火災保険や地震保険の内容は十分確認しておきましょう。
住宅ローンFPとしての考え方
残クレ住宅ローンは、
「今の返済負担を抑える」という点では非常に魅力的な制度です。一方で、
- 老後資金
- 教育資金
- 相続対策
- 将来の住み替え
まで含めて考える必要があります。
住宅ローンは単なる借入ではなく、人生設計そのものです。
目先の返済額だけで判断するのではなく、「将来どのような暮らしをしたいのか」という視点で選択することが重要です。
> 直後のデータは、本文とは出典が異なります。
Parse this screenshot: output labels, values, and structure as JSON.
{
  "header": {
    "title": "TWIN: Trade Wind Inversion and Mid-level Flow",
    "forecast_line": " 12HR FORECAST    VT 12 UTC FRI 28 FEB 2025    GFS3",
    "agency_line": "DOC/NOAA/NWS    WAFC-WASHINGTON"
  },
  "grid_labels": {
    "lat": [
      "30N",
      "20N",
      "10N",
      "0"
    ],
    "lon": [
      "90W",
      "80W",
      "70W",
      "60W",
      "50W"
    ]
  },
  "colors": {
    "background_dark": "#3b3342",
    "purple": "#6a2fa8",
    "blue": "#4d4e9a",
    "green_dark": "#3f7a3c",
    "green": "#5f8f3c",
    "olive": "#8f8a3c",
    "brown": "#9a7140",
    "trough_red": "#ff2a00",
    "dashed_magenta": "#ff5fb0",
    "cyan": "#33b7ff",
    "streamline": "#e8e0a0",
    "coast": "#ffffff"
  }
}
残価設定型住宅ローンは、住宅価格高騰時代に登場した新しい住宅取得の選択肢です。
月々の返済負担を軽減できる一方で、将来の返済方法や相続への影響も十分に検討する必要があります。住宅ローン選びで大切なのは、「借りられる金額」ではなく「将来にわたっ
て無理なく返せる金額」です。
住宅購入や借り換えをご検討の方は、金利だけでなくライフプラン全体を踏まえた資金計画を立てることも大切ですが、残価分を返済したつもりで運用していき残価を一括返済でき
るように資産形成できるスキルもある方が安心して利用できる制度と言えます。